Right now, it seems like a computer from a few hundred years into the future would be able to break any of our codes quite easily - but when Moores' Law runs out of steam, the most powerful encryption systems we have on that day will probably be *FOREVER* uncrackable.
www.sjbaker.org
From the previous article...
No sane business operator enters a contract in which one party has the right to disregard its terms at will, but that's what HR-1201 permits.
That's also what Congress did when it passed the Bono Act in 1998, which extended copyright terms for another 50 years and retroactively placed all audio recordings made before 1972 under copyright until the year 2067. Many of these works were already in the public domain.
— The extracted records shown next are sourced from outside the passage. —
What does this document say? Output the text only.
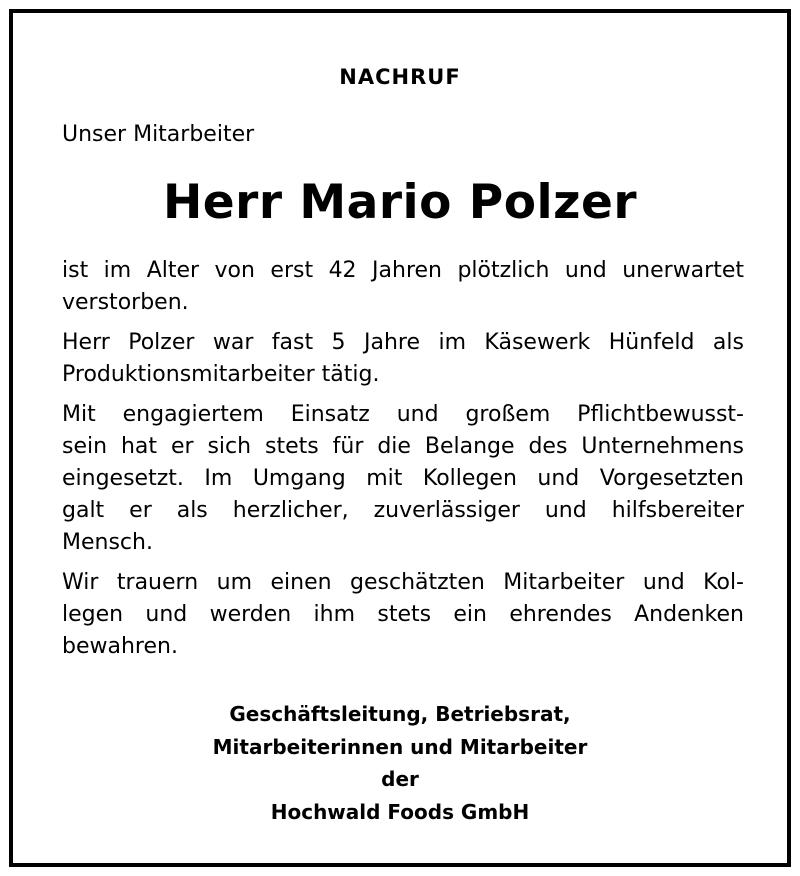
NACHRUF
Unser Mitarbeiter
Herr Mario Polzer

ist im Alter von erst 42 Jahren plötzlich und unerwartet
verstorben.

Herr Polzer war fast 5 Jahre im Käsewerk Hünfeld als
Produktionsmitarbeiter tätig.

Mit engagiertem Einsatz und großem Pflichtbewusst-
sein hat er sich stets für die Belange des Unternehmens
eingesetzt. Im Umgang mit Kollegen und Vorgesetzten
galt er als herzlicher, zuverlässiger und hilfsbereiter
Mensch.

Wir trauern um einen geschätzten Mitarbeiter und Kol-
legen und werden ihm stets ein ehrendes Andenken
bewahren.

Geschäftsleitung, Betriebsrat,
Mitarbeiterinnen und Mitarbeiter
der
Hochwald Foods GmbH
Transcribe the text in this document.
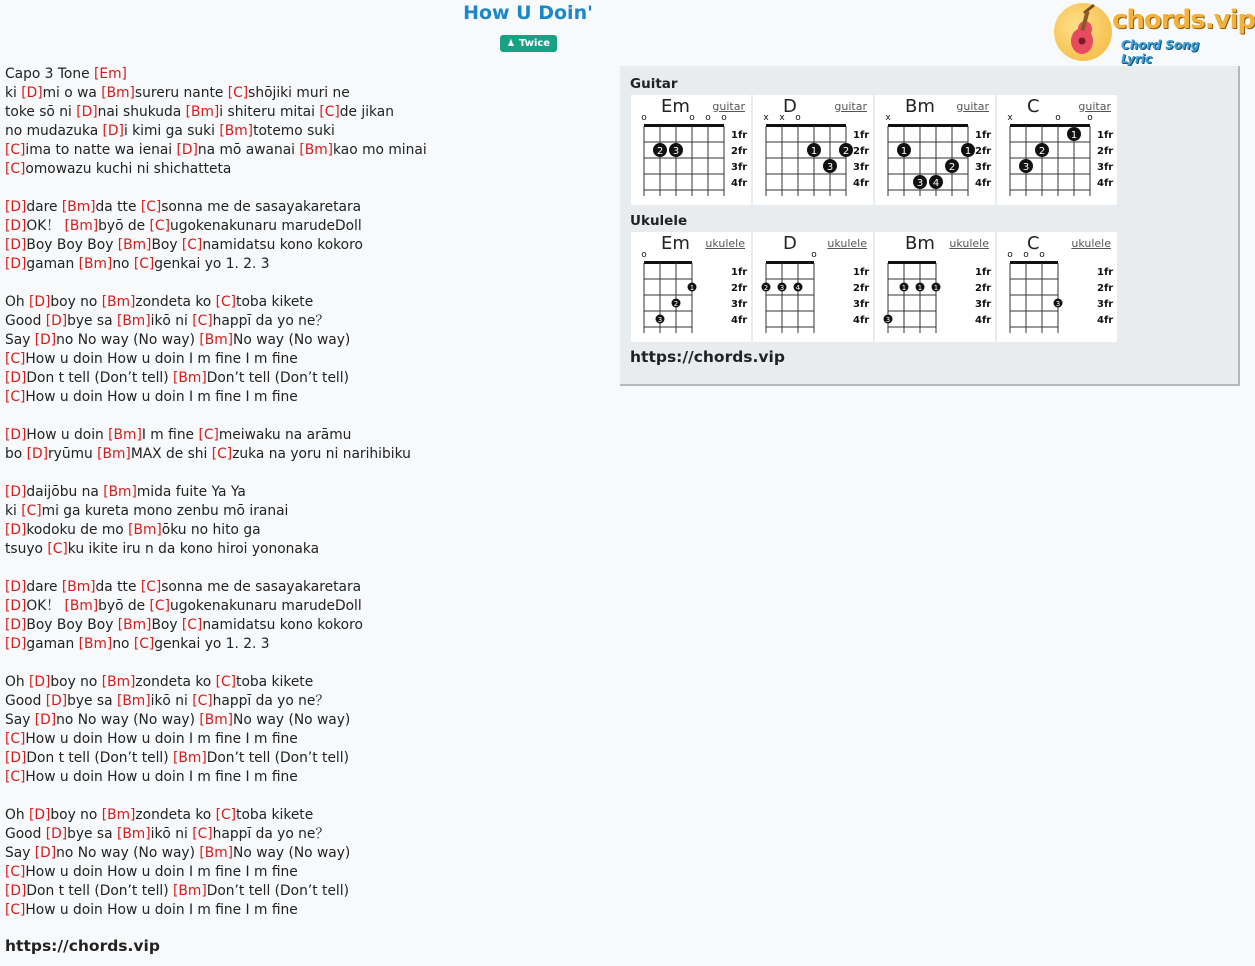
How U Doin'
♟ Twice
chords.vip
Chord Song Lyric
Capo 3 Tone [Em]
ki [D]mi o wa [Bm]sureru nante [C]shōjiki muri ne
toke sō ni [D]nai shukuda [Bm]i shiteru mitai [C]de jikan
no mudazuka [D]i kimi ga suki [Bm]totemo suki
[C]ima to natte wa ienai [D]na mō awanai [Bm]kao mo minai
[C]omowazu kuchi ni shichatteta
[D]dare [Bm]da tte [C]sonna me de sasayakaretara
[D]OK！ [Bm]byō de [C]ugokenakunaru marudeDoll
[D]Boy Boy Boy [Bm]Boy [C]namidatsu kono kokoro
[D]gaman [Bm]no [C]genkai yo 1. 2. 3
Oh [D]boy no [Bm]zondeta ko [C]toba kikete
Good [D]bye sa [Bm]ikō ni [C]happī da yo ne？
Say [D]no No way (No way) [Bm]No way (No way)
[C]How u doin How u doin I m fine I m fine
[D]Don t tell (Don’t tell) [Bm]Don’t tell (Don’t tell)
[C]How u doin How u doin I m fine I m fine
[D]How u doin [Bm]I m fine [C]meiwaku na arāmu
bo [D]ryūmu [Bm]MAX de shi [C]zuka na yoru ni narihibiku
[D]daijōbu na [Bm]mida fuite Ya Ya
ki [C]mi ga kureta mono zenbu mō iranai
[D]kodoku de mo [Bm]ōku no hito ga
tsuyo [C]ku ikite iru n da kono hiroi yononaka
[D]dare [Bm]da tte [C]sonna me de sasayakaretara
[D]OK！ [Bm]byō de [C]ugokenakunaru marudeDoll
[D]Boy Boy Boy [Bm]Boy [C]namidatsu kono kokoro
[D]gaman [Bm]no [C]genkai yo 1. 2. 3
Oh [D]boy no [Bm]zondeta ko [C]toba kikete
Good [D]bye sa [Bm]ikō ni [C]happī da yo ne？
Say [D]no No way (No way) [Bm]No way (No way)
[C]How u doin How u doin I m fine I m fine
[D]Don t tell (Don’t tell) [Bm]Don’t tell (Don’t tell)
[C]How u doin How u doin I m fine I m fine
Oh [D]boy no [Bm]zondeta ko [C]toba kikete
Good [D]bye sa [Bm]ikō ni [C]happī da yo ne？
Say [D]no No way (No way) [Bm]No way (No way)
[C]How u doin How u doin I m fine I m fine
[D]Don t tell (Don’t tell) [Bm]Don’t tell (Don’t tell)
[C]How u doin How u doin I m fine I m fine
https://chords.vip
Guitar
o	o o o
1fr
2fr
3fr
4fr
2 3
Em guitar
x x o
1fr
2fr
3fr
4fr
1	2
3
D	guitar
x
1fr
2fr
3fr
4fr
1	1
2
3 4
Bm guitar
x	o	o
1fr
2fr
3fr
4fr
1
2
3
C	guitar
Ukulele
o
1fr
2fr
3fr
4fr
1
2
3
Em ukulele
o
1fr
2fr
3fr
4fr
2 3 4
D	ukulele
1fr
2fr
3fr
4fr
1 1 1
3
Bm ukulele
o o o
1fr
2fr
3fr
4fr
3
C	ukulele
https://chords.vip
But even the wax cylinders recorded by Edison in the 1890s are now copyrighted until 2067 because of this law.
Copyright isn't a fact of nature or a divine right, it's a contract between copyright holders and the public. The public agrees to respect a copyright and pay taxes to enforce it for a specific number of years. At the end of that time the public expects the work to become public domain. Every time Congress extends copyrights it's like declaring that all 30-year mortgages are now 60-year mortgages. Or in some cases, giving the house back to the bank after it's been paid up. Great news if you're the bank, bad news if you're the one making the payments.
What sane person would enter into a contract that allows the other party to disregard its terms at will? The average American citizen. Oops, I mean "consumer."
what a TERRIBLE mischaracterization.
if you enter into a contract and you breach that contract, then you pay, weather the law allows fair use or not
what HR-1201 allows people to do is to develop their own media access/playback systems for DRM'ed media WITHOUT ENTERING INTO A CONTRACT AT ALL.. which is how the copyright system worked before 1998, and how the free market works everywhere else.
You don't see ford getting their own pet law which forces tire companies to sign a contract for the "priveledge" of making tires for fords, nor do you see honda getting a pet law which forces snapon tool company to sign a contract for the "priveledge" of making tools which work with honda engines. The same free market principles should apply to copyrighted works.
Copyright is the exclusive right to produce and distribute, not the exclusive right to determine access.
VLC FOR MAC IS DYING! IF YOU DEVELOP, PLEASE SAVE IT!!
The word 'encryption' should be defined so that simplistic methods invented about 2000 years ago are excluded from the legal definition. IOW the encryption methods should be strong and the key to the data held other than on the medium carrying the data. It is morally wrong to manufacture criminals out of intelligent teenagers overflowing with curiosity. Remember that the corollary to "... and lead us not into temptation", is "Thou shall not tempt others".